古代ローマ帝国にとってゲルマン人は確かに「外来」の民族でしょう。しかし、帝政末期からコロヌスや傭兵という形でゲルマン人はローマ社会に入ってきています。原始ゲルマン社会に対してローマの人々はキリスト教まで布教しています(アリウス派が多いですが)。
西ローマ帝国にとってゲルマン人は侵略者であったかもしれませんが、現ヨーロッパを形作った民族もまたゲルマン人なのです。それがフランク人のクローヴィスが指定語句に入れられている要因でしょう。またローマ帝国は地中海帝国だと書きましたが、現在北アフリカの地中海沿岸をヨーロッパというでしょうか。彼らの主な宗教はキリスト教でしょうか。
この地域はイスラーム教の拡大によってイスラーム文化圏となっています(キリスト教徒ももちろん居ますが)。そのことからローマ帝国はヨーロッパ世界とは異なるのです。この違いを生み出したのは、イスラーム勢力の拡大にあります。
象徴的な事例が732年のトゥール・ポワティエ間の戦いです。ウマイヤ朝軍が北アフリカからイベリア半島、ピレネー山脈を越え、今のフランス方面へ侵攻してきたのを、フランク王国のカール=マルテルが撃退した戦いで、年号とともに絶対暗記の最重要事項です。この戦いをきっかけにフランク王国内ではクローヴィスに始まるメロヴィング家よりも宮宰カロリング家に力が集まってきます。その絶頂が先述した800年のカールの戴冠になるのです。

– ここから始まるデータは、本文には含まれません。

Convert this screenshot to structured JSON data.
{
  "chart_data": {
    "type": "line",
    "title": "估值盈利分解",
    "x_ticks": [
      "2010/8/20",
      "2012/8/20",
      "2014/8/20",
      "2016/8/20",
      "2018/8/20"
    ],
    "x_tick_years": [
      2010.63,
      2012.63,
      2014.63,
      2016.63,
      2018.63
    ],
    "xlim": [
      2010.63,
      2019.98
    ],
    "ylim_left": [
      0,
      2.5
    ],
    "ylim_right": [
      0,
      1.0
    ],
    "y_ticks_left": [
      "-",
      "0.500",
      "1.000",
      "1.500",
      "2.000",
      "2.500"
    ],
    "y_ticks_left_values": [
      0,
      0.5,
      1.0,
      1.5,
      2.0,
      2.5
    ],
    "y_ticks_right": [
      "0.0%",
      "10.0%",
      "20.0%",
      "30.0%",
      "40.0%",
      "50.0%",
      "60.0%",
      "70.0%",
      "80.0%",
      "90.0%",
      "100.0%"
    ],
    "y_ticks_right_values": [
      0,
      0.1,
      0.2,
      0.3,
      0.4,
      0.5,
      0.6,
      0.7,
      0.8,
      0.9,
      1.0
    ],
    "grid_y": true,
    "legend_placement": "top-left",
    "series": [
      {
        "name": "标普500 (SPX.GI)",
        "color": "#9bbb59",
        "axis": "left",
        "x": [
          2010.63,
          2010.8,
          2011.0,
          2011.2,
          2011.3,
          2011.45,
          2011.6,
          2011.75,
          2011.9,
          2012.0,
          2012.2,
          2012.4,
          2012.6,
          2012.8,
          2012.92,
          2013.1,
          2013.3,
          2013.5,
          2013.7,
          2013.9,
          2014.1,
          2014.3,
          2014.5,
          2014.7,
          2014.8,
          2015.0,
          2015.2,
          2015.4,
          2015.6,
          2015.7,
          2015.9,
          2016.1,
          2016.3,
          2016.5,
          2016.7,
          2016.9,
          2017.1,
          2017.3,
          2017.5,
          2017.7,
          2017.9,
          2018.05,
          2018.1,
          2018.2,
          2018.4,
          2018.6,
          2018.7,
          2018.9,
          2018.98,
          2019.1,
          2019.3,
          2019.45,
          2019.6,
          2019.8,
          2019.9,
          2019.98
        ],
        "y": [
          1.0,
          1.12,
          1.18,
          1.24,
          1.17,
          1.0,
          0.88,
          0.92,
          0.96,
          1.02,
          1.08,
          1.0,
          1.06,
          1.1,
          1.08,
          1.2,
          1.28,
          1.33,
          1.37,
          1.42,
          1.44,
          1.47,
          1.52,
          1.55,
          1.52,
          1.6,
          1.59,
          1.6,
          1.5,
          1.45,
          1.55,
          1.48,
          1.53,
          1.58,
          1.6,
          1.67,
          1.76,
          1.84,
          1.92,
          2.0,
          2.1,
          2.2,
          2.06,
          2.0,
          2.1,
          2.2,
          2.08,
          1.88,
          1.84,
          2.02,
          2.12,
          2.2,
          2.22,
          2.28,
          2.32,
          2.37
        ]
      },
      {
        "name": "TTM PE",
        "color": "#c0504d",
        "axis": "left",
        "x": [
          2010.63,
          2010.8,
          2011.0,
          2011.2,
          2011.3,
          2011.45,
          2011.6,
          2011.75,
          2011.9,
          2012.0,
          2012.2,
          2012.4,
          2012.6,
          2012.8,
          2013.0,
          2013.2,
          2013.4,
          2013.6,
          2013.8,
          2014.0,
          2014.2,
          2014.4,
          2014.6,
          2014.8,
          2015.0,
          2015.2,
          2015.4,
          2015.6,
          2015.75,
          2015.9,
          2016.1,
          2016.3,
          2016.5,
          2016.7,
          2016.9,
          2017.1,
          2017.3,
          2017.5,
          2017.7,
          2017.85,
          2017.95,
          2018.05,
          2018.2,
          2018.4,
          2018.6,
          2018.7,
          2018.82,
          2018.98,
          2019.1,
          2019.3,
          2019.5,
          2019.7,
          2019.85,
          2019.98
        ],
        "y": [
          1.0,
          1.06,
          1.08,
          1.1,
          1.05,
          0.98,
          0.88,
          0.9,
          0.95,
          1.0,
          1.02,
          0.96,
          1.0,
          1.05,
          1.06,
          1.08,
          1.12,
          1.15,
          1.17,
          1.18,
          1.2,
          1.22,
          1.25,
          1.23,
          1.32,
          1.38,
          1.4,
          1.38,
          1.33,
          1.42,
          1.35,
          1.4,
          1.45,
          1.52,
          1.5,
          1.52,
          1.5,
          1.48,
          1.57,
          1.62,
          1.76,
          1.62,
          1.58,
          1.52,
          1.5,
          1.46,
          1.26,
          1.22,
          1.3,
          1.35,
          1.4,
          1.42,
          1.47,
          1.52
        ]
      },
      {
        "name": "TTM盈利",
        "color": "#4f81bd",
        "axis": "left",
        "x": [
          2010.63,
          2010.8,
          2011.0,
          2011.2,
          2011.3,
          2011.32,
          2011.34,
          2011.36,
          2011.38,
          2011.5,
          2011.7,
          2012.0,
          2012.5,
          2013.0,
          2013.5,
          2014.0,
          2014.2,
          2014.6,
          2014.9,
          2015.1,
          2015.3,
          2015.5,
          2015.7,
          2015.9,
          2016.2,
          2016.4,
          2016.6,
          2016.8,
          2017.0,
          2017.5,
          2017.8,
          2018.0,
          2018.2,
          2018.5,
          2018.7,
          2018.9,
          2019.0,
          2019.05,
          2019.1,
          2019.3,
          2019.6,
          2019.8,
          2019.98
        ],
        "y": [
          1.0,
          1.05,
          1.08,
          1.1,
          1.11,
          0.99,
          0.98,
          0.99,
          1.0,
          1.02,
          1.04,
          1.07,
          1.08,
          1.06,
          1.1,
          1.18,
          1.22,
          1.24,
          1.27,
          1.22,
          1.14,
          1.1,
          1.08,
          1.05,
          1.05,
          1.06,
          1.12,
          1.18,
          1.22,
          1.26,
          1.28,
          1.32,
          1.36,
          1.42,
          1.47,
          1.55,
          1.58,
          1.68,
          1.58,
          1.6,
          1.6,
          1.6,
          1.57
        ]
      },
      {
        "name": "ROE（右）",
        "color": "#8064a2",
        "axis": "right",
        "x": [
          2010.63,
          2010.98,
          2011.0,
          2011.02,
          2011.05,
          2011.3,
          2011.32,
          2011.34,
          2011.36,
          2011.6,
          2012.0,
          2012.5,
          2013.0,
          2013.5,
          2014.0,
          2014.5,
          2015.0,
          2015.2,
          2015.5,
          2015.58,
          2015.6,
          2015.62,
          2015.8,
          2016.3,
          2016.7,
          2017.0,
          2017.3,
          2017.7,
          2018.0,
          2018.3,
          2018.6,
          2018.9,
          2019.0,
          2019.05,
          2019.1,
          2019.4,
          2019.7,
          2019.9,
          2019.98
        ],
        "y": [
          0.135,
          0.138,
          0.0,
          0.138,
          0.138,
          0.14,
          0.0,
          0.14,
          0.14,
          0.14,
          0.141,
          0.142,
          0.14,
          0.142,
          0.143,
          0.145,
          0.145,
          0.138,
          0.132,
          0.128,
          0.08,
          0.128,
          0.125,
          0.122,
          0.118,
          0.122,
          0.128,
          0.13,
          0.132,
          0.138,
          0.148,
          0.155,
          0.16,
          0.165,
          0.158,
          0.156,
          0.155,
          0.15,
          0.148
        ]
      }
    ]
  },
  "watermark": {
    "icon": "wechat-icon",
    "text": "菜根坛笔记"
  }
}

こうした歴史観を400字の中に組み込むのは難しいことです。そもそも732年は問題の指定から外れていますから、この補足内容を解答に組み込む事はできません。ですから、本番の解答にそこまでの内容は求めないでしょう。
しかし、過去問を通して学ぶ際には、ぜひともどういう視点で歴史を語るのかを学んでほしいと思います。論述問題のおもしろさはここにあると思っていますので、1回目にこの問題を選んでいます。
またピレンヌ関連の類題として東京大学1995年度第1問や一橋大学2009年第1問などがあります。参考にしてみてください。